It’s the end of January and I still haven’t finished reviewing all the books I read in 2017! There’s just one more after this, and then I’m back on the level (at least, as of this writing; by the time this goes up I may have finished another couple of books).
I’m in a few book clubs and lots of the books I read last year, especially towards the end, were book club selections. One of them is a bunch of random nerds on Discord and the theme is vaguely YA and SFF; another is the Austin Feminist Science Fiction club; the last one is a Facebook book club co-founded by one of my blogger friends. This one has no particular genre or focus, and so we tackle a pretty wide variety of books.
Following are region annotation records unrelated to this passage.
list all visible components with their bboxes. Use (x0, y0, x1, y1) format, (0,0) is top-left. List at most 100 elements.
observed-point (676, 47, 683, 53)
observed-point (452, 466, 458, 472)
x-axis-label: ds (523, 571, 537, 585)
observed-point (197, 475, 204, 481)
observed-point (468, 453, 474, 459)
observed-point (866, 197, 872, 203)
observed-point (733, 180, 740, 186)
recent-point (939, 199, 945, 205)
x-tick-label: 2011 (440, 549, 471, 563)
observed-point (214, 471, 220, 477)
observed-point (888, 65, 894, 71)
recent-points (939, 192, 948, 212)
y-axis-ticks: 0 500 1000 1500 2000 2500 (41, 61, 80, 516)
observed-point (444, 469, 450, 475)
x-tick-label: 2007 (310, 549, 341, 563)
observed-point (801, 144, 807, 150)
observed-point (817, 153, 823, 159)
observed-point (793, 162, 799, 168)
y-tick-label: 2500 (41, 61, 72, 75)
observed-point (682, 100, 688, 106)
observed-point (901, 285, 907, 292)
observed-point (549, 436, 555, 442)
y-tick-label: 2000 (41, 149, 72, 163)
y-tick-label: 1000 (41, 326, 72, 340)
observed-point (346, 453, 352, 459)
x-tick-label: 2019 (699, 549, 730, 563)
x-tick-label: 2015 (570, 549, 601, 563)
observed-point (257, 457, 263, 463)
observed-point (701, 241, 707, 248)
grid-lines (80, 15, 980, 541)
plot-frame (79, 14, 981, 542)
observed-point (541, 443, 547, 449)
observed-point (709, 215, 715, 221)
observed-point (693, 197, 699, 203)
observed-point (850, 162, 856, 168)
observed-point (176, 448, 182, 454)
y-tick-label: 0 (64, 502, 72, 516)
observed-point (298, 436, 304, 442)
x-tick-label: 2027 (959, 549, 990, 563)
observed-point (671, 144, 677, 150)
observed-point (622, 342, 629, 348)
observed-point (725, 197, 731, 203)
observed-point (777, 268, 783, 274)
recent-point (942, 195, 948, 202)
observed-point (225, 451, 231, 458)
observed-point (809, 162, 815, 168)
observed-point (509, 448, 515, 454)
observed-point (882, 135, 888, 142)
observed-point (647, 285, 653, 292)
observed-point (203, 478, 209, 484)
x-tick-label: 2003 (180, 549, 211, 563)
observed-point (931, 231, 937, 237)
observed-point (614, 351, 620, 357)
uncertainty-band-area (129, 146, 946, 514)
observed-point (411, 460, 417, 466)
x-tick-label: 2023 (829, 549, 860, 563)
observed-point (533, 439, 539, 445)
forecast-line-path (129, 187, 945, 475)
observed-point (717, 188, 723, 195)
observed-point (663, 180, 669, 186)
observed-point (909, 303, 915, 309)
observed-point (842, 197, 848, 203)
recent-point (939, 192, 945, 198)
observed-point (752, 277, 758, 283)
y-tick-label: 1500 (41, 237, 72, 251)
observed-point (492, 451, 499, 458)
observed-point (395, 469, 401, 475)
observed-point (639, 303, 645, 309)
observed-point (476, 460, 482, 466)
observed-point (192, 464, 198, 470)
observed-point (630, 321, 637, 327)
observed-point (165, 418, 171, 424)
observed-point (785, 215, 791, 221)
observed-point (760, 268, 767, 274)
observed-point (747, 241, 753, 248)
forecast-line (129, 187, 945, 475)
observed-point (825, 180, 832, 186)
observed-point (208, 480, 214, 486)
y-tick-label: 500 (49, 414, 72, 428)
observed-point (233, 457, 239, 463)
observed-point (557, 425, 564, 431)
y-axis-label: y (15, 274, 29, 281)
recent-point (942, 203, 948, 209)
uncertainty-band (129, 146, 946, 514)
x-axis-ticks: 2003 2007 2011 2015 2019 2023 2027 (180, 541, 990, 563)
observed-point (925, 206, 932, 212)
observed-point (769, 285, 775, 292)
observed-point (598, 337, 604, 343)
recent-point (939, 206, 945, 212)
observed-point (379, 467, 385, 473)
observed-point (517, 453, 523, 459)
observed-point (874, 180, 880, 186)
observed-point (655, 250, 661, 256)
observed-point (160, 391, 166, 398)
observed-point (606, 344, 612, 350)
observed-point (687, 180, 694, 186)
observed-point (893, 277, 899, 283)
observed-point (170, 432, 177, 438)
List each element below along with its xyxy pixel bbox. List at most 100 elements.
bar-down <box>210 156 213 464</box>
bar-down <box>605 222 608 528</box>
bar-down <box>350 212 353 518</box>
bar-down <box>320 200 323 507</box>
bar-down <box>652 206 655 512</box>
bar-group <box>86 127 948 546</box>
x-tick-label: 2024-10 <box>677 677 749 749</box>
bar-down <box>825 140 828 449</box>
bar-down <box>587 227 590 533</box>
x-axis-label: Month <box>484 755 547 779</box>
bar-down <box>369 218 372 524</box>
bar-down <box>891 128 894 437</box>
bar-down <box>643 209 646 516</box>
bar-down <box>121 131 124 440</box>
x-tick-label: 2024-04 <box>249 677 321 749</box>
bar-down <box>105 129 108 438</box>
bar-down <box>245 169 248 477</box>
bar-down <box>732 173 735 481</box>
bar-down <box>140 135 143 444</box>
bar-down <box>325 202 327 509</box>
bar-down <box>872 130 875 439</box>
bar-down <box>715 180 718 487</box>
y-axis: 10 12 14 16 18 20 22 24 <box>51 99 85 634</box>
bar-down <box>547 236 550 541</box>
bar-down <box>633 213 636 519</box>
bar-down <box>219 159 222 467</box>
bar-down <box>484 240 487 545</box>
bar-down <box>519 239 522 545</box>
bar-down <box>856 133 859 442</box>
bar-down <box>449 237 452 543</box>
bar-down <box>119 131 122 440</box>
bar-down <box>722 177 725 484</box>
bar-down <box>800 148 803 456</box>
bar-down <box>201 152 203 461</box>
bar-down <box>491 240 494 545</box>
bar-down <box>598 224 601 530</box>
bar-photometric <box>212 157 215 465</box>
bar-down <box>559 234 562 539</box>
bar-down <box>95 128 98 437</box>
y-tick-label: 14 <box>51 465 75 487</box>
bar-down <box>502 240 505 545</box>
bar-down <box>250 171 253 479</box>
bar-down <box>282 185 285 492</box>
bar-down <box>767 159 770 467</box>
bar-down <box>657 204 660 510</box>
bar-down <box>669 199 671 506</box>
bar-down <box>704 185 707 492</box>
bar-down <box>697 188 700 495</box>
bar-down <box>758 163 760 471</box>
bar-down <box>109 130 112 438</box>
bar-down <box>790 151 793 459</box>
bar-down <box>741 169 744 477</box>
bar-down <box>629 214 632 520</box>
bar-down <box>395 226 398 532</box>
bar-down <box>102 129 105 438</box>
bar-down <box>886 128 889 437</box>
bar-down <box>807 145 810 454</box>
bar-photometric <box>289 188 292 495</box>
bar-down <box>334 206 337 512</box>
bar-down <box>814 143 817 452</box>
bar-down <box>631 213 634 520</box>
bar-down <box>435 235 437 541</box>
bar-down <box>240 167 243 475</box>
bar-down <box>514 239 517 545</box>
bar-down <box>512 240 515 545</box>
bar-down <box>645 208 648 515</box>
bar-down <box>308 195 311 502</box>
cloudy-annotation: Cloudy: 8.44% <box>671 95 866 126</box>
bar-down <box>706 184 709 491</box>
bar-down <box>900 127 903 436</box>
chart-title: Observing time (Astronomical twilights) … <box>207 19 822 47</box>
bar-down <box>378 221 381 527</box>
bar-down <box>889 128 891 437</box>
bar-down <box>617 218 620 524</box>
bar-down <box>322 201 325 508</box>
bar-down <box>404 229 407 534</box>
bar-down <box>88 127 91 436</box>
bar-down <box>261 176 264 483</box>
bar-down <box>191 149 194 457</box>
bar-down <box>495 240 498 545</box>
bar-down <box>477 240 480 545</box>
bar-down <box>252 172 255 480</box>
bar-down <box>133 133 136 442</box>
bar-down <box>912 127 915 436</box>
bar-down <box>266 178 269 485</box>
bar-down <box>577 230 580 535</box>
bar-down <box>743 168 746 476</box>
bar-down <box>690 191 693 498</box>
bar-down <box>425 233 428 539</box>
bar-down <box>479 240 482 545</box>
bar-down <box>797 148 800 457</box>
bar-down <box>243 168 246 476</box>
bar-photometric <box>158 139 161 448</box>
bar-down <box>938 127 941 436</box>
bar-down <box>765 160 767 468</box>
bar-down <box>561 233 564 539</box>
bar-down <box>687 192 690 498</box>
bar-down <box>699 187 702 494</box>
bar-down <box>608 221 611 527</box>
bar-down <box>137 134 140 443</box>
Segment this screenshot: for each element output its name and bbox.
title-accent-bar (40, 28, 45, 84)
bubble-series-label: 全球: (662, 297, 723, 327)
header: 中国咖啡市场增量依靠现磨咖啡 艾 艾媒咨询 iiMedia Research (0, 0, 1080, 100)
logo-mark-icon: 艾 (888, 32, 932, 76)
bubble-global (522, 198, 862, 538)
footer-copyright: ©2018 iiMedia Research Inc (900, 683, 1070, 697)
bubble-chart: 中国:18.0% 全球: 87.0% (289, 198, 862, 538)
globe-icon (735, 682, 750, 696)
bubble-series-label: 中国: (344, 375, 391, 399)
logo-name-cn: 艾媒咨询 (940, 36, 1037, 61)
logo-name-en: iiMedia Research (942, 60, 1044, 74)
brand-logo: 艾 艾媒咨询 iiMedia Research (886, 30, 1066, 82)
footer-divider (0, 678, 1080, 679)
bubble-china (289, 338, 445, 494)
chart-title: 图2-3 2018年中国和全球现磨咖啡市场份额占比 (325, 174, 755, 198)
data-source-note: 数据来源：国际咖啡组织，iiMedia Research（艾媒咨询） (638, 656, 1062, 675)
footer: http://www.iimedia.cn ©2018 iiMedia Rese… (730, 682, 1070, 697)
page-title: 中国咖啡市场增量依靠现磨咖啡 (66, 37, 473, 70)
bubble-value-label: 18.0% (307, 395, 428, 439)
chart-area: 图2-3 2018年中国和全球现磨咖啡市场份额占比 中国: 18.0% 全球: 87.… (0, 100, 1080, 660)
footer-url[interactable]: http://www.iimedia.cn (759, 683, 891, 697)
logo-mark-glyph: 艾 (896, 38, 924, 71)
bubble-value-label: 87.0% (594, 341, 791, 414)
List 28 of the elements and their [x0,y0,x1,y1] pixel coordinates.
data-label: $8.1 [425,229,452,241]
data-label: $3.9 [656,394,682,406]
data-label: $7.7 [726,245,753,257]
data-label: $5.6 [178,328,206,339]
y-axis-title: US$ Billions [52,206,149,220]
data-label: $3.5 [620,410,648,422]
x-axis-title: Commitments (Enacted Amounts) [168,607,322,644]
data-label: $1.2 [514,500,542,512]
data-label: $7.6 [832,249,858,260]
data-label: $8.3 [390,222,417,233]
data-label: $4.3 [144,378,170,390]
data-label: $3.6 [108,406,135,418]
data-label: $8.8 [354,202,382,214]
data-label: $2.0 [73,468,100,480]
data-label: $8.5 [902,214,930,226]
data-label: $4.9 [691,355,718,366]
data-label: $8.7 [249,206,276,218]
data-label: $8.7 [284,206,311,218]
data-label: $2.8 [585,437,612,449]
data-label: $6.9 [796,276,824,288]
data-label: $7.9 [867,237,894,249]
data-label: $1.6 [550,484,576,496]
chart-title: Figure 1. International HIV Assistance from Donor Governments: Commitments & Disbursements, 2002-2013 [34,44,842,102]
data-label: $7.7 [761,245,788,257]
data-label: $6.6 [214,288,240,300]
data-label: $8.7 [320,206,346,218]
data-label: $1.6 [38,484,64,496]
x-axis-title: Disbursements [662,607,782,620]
Past selections that I’ve mentioned here include Madonna in a Fur Coat, The Road to Mecca, and Passing.
Author: Leslie Feinberg
My GoodReads rating: 4 stars
Average GoodReads rating: 4.27 stars
Language scaling: B2+
Summary: Jess Goldberg, a young butch lesbian growing up in the McCarthy-era US, navigates gender, sexuality, and the labor struggles from the 60s up until the AIDS crisis of the 80s.
Content warning: I’ll quote from the book’s introduction directly.
I want to let you know that Stone Butch Blues is an anti-oppression/s novel. As a result, it contains scenes of rape and other violence. None of this violence is gratuitous or salacious.
Recommended audience: Anyone interested in the history of the labor movement in the US; anyone interested in the history of racial justice in the US; anyone who needs a “GLBTQ+ 101” reader
In-depth thoughts: This book was a heavy read, but somehow compelling. Even through the worst of what Jess experienced I felt pulled along; I needed to read more. Would she be okay? Would her friends, lovers, coworkers be okay? How would everything turn out? As we get to know Jess and her strength and determination, we also meet a wide variety of characters who move in and out of her life, from sympathetic union leaders to hostile coworkers to mentors and lovers and co-conspirators.
Centered as it is on the American gay and lesbian and black communities and the labor movement in the 60s and onward, the language includes slurs and slang that might not come up in EFL classrooms (or then again, they just might). Either way, Feinberg’s style is otherwise crisp and direct, so context should make things fairly clear. At the same time, to say that the book is centered only on social justice issues is unfair. Really, the book is centered on Jess. If it’s an activist novel, it’s also in at least equal measure a character-driven bildungsroman with the beating heart of a human being desperate for love, family, and contact.
If you’re interested, Feinberg made Stone Butch Blues available for free online. You can download a PDF from hir website at the previous link, or order a hard copy from Lulu.com.